AMONG THE MANY documents that will be considered by the Senate during the debate on Judge Robert Bork's nomination to the Supreme Court are the opinions he has written during the past five years on the U.S. Court of Appeals for the District of Columbia Circuit. There are 138 of them. In themselves they do not give a complete picture, since a judge's work product is determined by the kind of cases he is assigned. In addition, an appellate court judge is bound to follow precedents set by the Supreme Court even when he disagrees with them, so his own personal views may not come through. Still, amid the many dozens of cases that are of very little general interest -- and occasionally stunningly boring -- some consistent patterns are discernible, and a couple of cases are especially interesting. There is much more to be explored on the subject of Judge Bork, but today we take up some aspects of his Court of Appeals record.

It has been said that despite some sharp philosophical divisions on the Court of Appeals, Judge Bork is personally popular among his colleagues. He has also agreed with the more liberal members of the court on many occasions, usually in cases on appeal from federal agency rulings. He has generally been supportive of agency decisions, and in criminal cases he most often ruled in favor of the government. His opinions reflect his view that not every problem in the world should be resolved in court, and he has ruled often to dismiss suits for lack of standing. These views are most strongly reflected in quasi-political cases involving such questions as committee assignments in the House of Representatives and the U.S. role in El Salvador. He ruled that the federal courts were not the place to resolve these problems.
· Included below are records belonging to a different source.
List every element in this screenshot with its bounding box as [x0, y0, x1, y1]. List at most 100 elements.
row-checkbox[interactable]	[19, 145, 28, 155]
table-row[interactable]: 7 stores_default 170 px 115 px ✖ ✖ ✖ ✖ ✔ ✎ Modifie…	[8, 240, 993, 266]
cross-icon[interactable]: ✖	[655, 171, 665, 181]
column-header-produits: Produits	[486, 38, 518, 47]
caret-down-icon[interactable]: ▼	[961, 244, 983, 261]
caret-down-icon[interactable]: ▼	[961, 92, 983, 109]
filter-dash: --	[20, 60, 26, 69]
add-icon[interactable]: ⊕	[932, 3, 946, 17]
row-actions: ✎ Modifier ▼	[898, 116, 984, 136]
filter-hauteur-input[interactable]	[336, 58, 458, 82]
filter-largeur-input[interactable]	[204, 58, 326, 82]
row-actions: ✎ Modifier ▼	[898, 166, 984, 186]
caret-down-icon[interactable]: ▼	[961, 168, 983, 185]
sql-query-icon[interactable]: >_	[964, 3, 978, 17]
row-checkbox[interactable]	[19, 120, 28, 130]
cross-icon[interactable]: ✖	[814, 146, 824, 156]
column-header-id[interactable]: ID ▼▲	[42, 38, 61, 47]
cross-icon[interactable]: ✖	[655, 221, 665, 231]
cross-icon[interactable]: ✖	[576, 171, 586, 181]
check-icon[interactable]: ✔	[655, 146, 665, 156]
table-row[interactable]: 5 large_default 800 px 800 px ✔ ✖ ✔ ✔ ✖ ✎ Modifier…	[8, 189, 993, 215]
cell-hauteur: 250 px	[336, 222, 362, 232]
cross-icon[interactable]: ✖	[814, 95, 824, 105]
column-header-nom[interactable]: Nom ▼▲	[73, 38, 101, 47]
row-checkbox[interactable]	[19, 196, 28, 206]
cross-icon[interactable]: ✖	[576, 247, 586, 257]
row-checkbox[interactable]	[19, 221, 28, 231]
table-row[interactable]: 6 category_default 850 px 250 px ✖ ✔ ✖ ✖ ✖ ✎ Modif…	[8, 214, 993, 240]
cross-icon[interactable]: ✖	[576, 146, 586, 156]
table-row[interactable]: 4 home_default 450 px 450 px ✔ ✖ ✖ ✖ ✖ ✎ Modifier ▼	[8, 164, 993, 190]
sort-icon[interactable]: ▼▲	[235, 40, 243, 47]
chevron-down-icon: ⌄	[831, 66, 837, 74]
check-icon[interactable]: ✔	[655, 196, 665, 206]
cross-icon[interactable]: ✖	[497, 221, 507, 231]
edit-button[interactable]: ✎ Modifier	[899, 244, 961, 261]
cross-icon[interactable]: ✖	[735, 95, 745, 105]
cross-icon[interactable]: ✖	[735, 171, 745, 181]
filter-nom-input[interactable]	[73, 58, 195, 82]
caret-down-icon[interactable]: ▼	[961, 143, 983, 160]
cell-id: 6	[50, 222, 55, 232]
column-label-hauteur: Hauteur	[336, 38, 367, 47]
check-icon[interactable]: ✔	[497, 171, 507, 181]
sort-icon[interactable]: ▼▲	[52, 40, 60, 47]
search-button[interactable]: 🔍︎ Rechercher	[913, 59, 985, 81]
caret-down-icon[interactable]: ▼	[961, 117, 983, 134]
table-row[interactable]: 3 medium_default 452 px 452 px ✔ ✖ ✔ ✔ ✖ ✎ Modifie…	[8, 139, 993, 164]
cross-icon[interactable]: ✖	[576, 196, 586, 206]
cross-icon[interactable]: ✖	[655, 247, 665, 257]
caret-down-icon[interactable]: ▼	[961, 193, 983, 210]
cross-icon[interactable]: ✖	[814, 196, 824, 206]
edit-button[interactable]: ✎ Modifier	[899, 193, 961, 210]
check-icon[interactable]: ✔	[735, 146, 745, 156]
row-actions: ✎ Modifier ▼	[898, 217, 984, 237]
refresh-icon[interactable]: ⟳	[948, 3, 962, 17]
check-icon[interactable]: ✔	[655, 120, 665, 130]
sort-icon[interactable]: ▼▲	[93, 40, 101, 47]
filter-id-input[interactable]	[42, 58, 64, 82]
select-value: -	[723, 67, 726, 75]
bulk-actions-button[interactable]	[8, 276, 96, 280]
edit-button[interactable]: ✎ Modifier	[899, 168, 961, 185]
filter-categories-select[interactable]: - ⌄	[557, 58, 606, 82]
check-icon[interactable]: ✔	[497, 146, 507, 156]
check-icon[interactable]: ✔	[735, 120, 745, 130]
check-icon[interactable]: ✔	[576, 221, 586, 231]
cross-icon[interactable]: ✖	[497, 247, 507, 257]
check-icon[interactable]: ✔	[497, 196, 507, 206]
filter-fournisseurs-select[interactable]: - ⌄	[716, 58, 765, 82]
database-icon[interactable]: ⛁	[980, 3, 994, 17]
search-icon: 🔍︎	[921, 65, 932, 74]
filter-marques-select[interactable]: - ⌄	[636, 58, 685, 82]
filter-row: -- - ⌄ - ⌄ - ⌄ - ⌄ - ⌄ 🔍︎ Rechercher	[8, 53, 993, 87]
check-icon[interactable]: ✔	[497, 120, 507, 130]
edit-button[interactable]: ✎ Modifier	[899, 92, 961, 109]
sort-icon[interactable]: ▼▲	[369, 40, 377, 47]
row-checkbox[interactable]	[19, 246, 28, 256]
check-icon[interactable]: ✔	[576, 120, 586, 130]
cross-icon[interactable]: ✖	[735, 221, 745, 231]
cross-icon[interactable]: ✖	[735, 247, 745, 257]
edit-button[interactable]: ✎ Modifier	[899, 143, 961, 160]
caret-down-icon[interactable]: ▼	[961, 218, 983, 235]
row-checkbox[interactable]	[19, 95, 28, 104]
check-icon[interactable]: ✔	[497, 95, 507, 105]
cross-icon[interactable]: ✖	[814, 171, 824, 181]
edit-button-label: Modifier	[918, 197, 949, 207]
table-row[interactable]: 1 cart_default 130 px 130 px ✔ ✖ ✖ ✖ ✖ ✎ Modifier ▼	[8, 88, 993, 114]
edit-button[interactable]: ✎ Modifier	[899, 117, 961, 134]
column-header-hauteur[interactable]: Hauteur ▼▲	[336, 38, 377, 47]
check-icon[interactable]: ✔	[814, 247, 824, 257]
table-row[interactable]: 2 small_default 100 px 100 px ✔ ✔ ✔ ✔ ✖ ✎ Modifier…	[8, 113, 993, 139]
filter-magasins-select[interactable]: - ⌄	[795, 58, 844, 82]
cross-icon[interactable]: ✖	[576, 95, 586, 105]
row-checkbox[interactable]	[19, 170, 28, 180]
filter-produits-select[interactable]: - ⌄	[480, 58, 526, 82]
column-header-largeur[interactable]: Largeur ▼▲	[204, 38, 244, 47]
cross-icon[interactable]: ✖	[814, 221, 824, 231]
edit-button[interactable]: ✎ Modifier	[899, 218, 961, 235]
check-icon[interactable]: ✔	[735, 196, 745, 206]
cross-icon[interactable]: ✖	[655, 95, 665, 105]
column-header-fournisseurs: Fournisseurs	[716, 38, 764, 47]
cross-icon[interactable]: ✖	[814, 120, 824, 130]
Two areas of judicial philosophy on which Judge Bork has written major opinions are of particular interest. The right of privacy is the principal underpinning of the Supreme Court ruling in Roe v. Wade, legalizing abortion. If there is no constitutionally guaranteed right of privacy, state legislatures would be free to prohibit abortion. In Dronenburg v. Zech, a 1984 case in which Judge Bork wrote the opinion, a discharged Navy petty officer challenged his dismissal for homosexual conduct on grounds that such activity was protected by a constitutional right to privacy. In ruling that this activity was not protected by the Constitution, Judge Bork wrote extensively on the right to privacy and added in a footnote the comment that in academic life he had "expressed the view that no court should create new constitutional rights" (like privacy) but conceded that these views are "completely irrelevant to the function of a circuit judge." The Senate will want to ask him how these views will be reflected if he becomes a Supreme Court justice with the power to overturn earlier rulings of the high court. His attitude toward overturning settled cases is one of the main subjects that needs exploring.

In another 1984 case, Ollman v. Evans, Judge Bork wrote a concurring opinion setting out his views on the First Amendment. In dismissing a libel action brought against the columnists Evans and Novak, he wrote a vigorous defense of a free press threatened by "a freshening stream of libel actions," which may "threaten the public and constitutional interest in free, and frequently rough, discussion." He also made these observations on the role of the courts in protecting rights that are clearly guaranteed in the Constitution: "There would be little need for judges . . . if the boundaries of every constitutional provision were self-evident. They are not. In a case like this, it is the task of the judge in this generation to discern how the Framers' values, defined in the context of the world they knew, apply to the world we know. . . . To say that such matters must be left to the legislature is to say that changes in circumstance must be permitted to render constitutional guarantees meaningless. . . . A judgewho refuses to see new threats to an established constitutional value, and hence provides a crabbed interpretation that robs a provision of its full,fair and reasonable meaning, fails in his judicial duty."

This defense of flexibility is quite contrary to what has been widely described as Judge Bork's rigidity on questions of "original intent." What does it mean? That's another key question that should be put to Judge Bork by those senators -- surely there are some? -- who are not going into the inquiry with minds made up. How does Judge Bork see the role of judges who seek to apply the original intent ofthe Framers of the Constitution? Where does the Ollman decision fit into that?